La ministre a également demandé au Premier ministre d’accepter une procédure d’urgence pour l’adoption de son projet de loi : une seule lecture à l’Assemblée nationale et au Sénat avec le dernier mot qui revient à la Commission Paritaire Mixte (ou à l’Assemblée nationale en cas de désaccord de la CMP).

Concernant la généralisation du Tiers-Payant qui cristallise l’opposition des médecins, la ministre a annoncé qu’elle ne renonçait pas à la mesure phare de son projet de loi mais qu’elle assouplissait le calendrier de sa mise en œuvre pour permettre au dispositif d’être rodé avant d’être généralisé à l’ensemble des français.
Elle prévoit donc une montée en puissance progressive en plusieurs étapes :

  • au 1er juillet 2015, le TP s’appliquera uniquement aux bénéficiaires d’une aide à l’acquisition d’une complémentaire santé (ACS),
  • les médecins POURRONT ensuite le pratiquer à partir du 1er juillet 2016 à tous leurs patients couverts à 100% par l’assurance maladie,
  • le TP sera de droit au 31 décembre 2016 pour tous ces patients qui le DEMANDERONT.
  • Les médecins auront ensuite toute l’année 2017 pour roder le dispositif auprès de tous leurs patients, le TP devenant un droit pour l’ensemble des patients à la fin de l’année 2017.

Le projet de loi devrait par ailleurs garantir aux professionnels un remboursement du TP dans un délai maximal de 7 jours, au-delà duquel l’assurance maladie paiera des pénalités de retard au médecin.

La délégation de certaines tâches à des personnels paramédicaux (possibilité pour les pharmaciens de vacciner sur prescription du médecin traitant2 et, pour les sages-femmes et les infirmières, de prescrire certains substituts nicotiniques) avait également provoqué une levée de boucliers chez les médecins qui y voyaient un « démantèlement » de leur métier.
La ministre a reculé sur ce dossier : elle a annoncé que la loi écrirait explicitement qu’une telle délégation s’inscrivait au sein d’une équipe de soins, dans le cadre d’une coordination par le médecin traitant. Pour ce qui est de la vaccination, la délégation de compétences fera l’objet d’une expérimentation.
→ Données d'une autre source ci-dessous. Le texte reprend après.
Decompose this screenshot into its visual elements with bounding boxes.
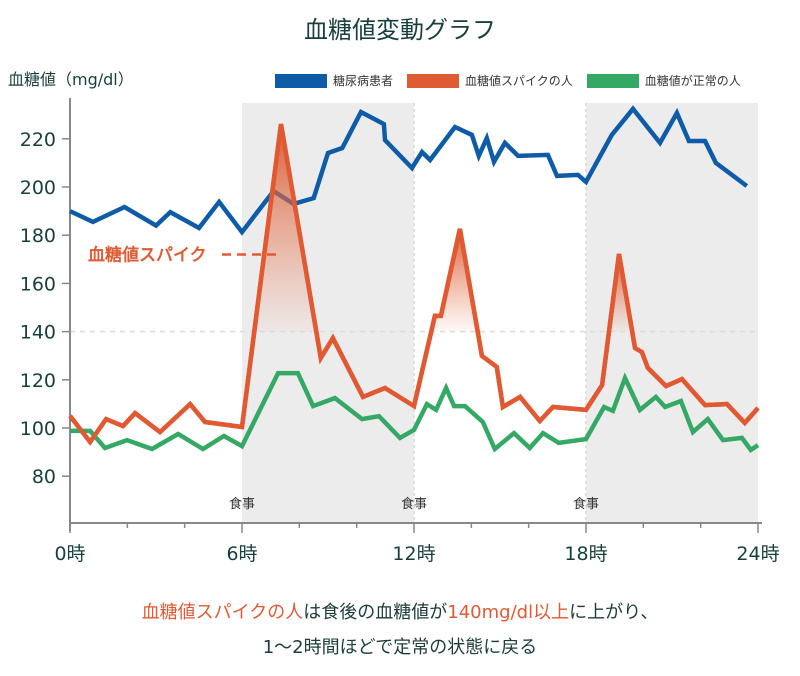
series-line-spike-overlay [68,123,760,446]
legend-label-normal: 血糖値が正常の人 [644,74,741,88]
caption-line-1: 血糖値スパイクの人は食後の血糖値が140mg/dl以上に上がり、 [0,598,800,624]
legend-label-spike: 血糖値スパイクの人 [465,74,573,88]
legend-swatch-diabetic [275,73,327,88]
caption-highlight-spike: 血糖値スパイクの人 [141,602,304,623]
caption-line-2: 1〜2時間ほどで定常の状態に戻る [262,637,538,658]
spike-fill-1 [431,228,478,332]
legend-swatch-spike [407,73,460,88]
legend: 糖尿病患者 血糖値スパイクの人 血糖値が正常の人 [275,72,755,89]
spike-annotation: 血糖値スパイク [88,244,207,265]
y-tick-label: 140 [20,322,56,344]
meal-label: 食事 [401,496,427,512]
meal-label: 食事 [229,496,255,512]
spike-fill-0 [254,124,317,332]
y-tick-label: 200 [20,177,56,199]
y-tick-label: 80 [32,466,56,488]
y-tick-label: 220 [20,129,56,151]
legend-swatch-normal [586,73,639,88]
y-tick-label: 120 [20,370,56,392]
y-tick-label: 160 [20,273,56,295]
x-tick-label: 18時 [564,543,607,565]
caption-text-mid: は食後の血糖値が [303,602,448,623]
x-tick-label: 6時 [226,543,257,565]
spike-fill-2 [609,254,633,332]
series-line-0 [69,105,749,236]
y-axis-label: 血糖値（mg/dl） [8,70,134,89]
y-tick-label: 180 [20,225,56,247]
legend-item-normal: 血糖値が正常の人 [586,72,741,89]
x-tick-label: 12時 [392,543,435,565]
caption-text-end: に上がり、 [569,602,659,623]
legend-item-spike: 血糖値スパイクの人 [407,72,573,89]
x-tick-label: 24時 [736,543,779,565]
legend-label-diabetic: 糖尿病患者 [333,74,394,88]
x-tick-label: 0時 [54,543,85,565]
caption-highlight-threshold: 140mg/dl以上 [447,602,570,623]
legend-item-diabetic: 糖尿病患者 [275,72,393,89]
y-tick-label: 100 [20,418,56,440]
meal-label: 食事 [573,496,599,512]
series-line-2 [70,370,760,453]
chart-title: 血糖値変動グラフ [304,16,496,44]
Le « service territorial de santé au public » donnait dans le projet initial plus de pouvoir aux Agences régionales de santé (ARS) pour organiser les soins dans les territoires. Les médecins libéraux demandaient que les projets médicaux qui se mettent en place dans les territoires soient pilotés par les professionnels présents sur le terrain et non par l’Etat à travers les ARS.
La ministre a finalement annoncé que le terme de « Service territorial de santé au public » serait remplacé par celui de « Communautés professionnelles territoriales de santé » pour mieux traduire l’idée que l’organisation des parcours de santé partirait des professionnels eux-mêmes. Mais ce changement sémantique ne semble pas de nature à avoir convaincu les médecins.

Enfin, le projet de loi redéfinissait le service public hospitalier et ses obligations avec notamment l’interdiction de pratiquer des dépassements d’honoraires. Mais cette partie avait agacé les cliniques privées et la Fédération de l’hospitalisation privée avait dénoncé l’aveuglement de la ministre en faveur du tout public.
Le projet de loi devrait réaffirmer la spécificité du service public hospitalier et l’absence de dépassements d’honoraires comme l’une de ses caractéristiques mais la ministre a annoncé qu’il inscrirait aussi la règle actuellement en vigueur selon laquelle les cliniques privées peuvent bénéficier d’autorisations d’activité et d’équipement.